Geen enkel probleem, zo laten de schaatsers blijken, die extra gast aan tafel. De kleine bungalow, helemaal vooraan gelegen op het Europarcs-domein van De Wiedense Meren (gemeente Wanneperveen), waar coach Johan de Wit met de fysio van de ploeg slaapt, fungeert deze avond als eetzaal waar het bankstel en de vloer net zo goed dienstdoen als eetplek.

“Nasi en een visje”, heeft de Noord-Hollander een dag eerder aangekondigd als menu, en iedereen blijkt een aandeel te hebben in de bereiding van het eten. De Wit zelf snijdt het vlees, en roerbakt die met de groente, Miho Takagi verzorgt de rijst, Ayano Sato komt binnenlopen met kippenpoten en de Japans-Chinese tandem Yuma Murakami en Zhongyan Ning heeft twee soorten vis klaargemaakt. “Dit is hoe we het doen, met elkaar. Liever geen kostbare hotels, maar heerlijk op een park in de natuur – moet je overdag eens kijken wat een schitterende, waterrijke omgeving – verblijven als een hechte groep sporters die hetzelfde voor ogen heeft, namelijk hard schaatsen en medailles winnen”, verduidelijkt De Wit, die wegloopt met zijn atleten van wie Sanne in ’t Hof en de Chinese Mei Han deze avond ontbreken.

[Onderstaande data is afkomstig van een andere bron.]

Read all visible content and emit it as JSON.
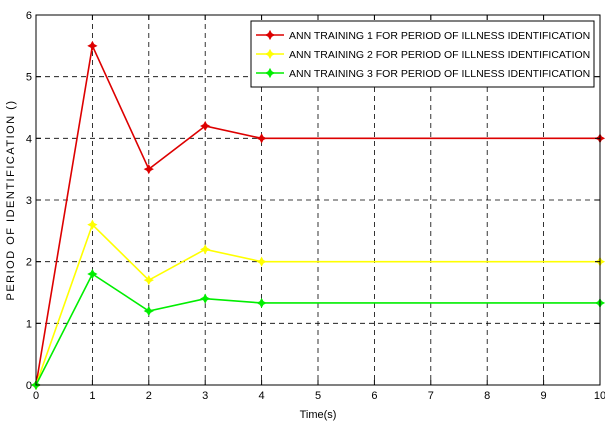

De 29-jarige Takagi, olympisch kampioene 1000 meter van Beijing en initiatiefneemster van Team Gold, is de spil van het geheel. Goedlachs, vriendelijk en behulpzaam waar gebaren om de Japanse taal beeldend uit te drukken niet volstaan. Haar kennis van het Engels helpt in een grappig interview met Yuma Murakami de lastigste obstakels te omzeilen, al geeft ze ook een enkele keer aan dat sommige vragen te moeilijk zijn om te beantwoorden in het Japans.

Foto: Soenar Chamid

Niet het onderwerp dat we als eerste aansnijden bij sprinter Murakami, die wanneer hij op reis is zijn grootste twee vrienden in Obihiro mist: de katten Leonard en Baron. Let wel, ondanks een allergie voor… katten. Hij schatert het uit na deze onthulling. “Als ik thuis ben en met ze speel, merk ik dat onmiddellijk aan mijn ogen en mijn neus. Die beginnen te kriebelen en te tranen. Dat is niet prettig, maar ik ben zo gek op die beesten dat ik niet zonder kan. Mijn moeder vond katten leuk, en zo is de liefde bij mij ook ontstaan, een jaar of tien geleden. Denk ik. Katten zijn makkelijker om te houden dan honden. Door het schaatsen ben ik veel weg. Daar hebben Leonard en Baron geen last van. Voor mij is het moeilijker te vertrekken, al onderhoud ik contact via videobellen. Dan laat m’n moeder ze zien. Geen idee wat de katten dan denken, volgens mij zijn ze wel blij zodra ik weer thuiskom.”

De bijna 31-jarige Japanner benaderde De Wit vorig jaar met de vraag of hij hem kon begeleiden in de wereldbeker. “Ik heb Yuma toen geholpen. Zo raakten we dikwijls aan de praat, onder andere over zijn vriendschap met de Canadees Laurent Dubreuil. Het is prachtig dat hij twee maanden naar Canada is geweest om daar met zijn grootste concurrent te trainen, die dat trouwens ook geweldig heeft gevonden. Ze kunnen bijna geen woord met elkaar spreken, toch zijn ze hartstikke goed met elkaar. Dat is interessant, mij inspireert dat als coach. Buiten dat is Yuma een enorm getalenteerd schaatser. Hij rijdt verschrikkelijk hard, op een manier die weinigen beheersen”, zegt De Wit, die niet op de hoogte is van Murakami’s bijnaam Cheetah, uiteraard refererend aan zijn fenomenale eerste honderd meter van de 500.

Foto: Toru Yaguchi

“In het sprinten zie je niet veel mensen die week in week uit op het podium staan. De namen wisselen. Maar Yuma scoort altijd, zijn slechtste klassering in de World Cup (na 5 december 2021, red.) is een vijfde plaats. Dit seizoen? Een keer tweede, twee keer derde en vijfde op vier 500 meters. Best knap. Misschien dat Dubreuil daarom een aantrekkingskracht heeft op hem, want die finishte een seizoen geleden overal in de top-3. Murakami won in 2022-’23 twee wereldbekerraces. De Wit: “Ik heb liever dat hij twee keer eerste is dan acht keer tweede of derde. Wat het mooie is aan Yuma: hij is zeer constant voor iemand die alleen de 500 als afstand heeft. Dat betekent dat hij het elke keer op dat nummer móet doen. Dat lukt, wat heel knap is, en het motiveert de andere schaatsers.”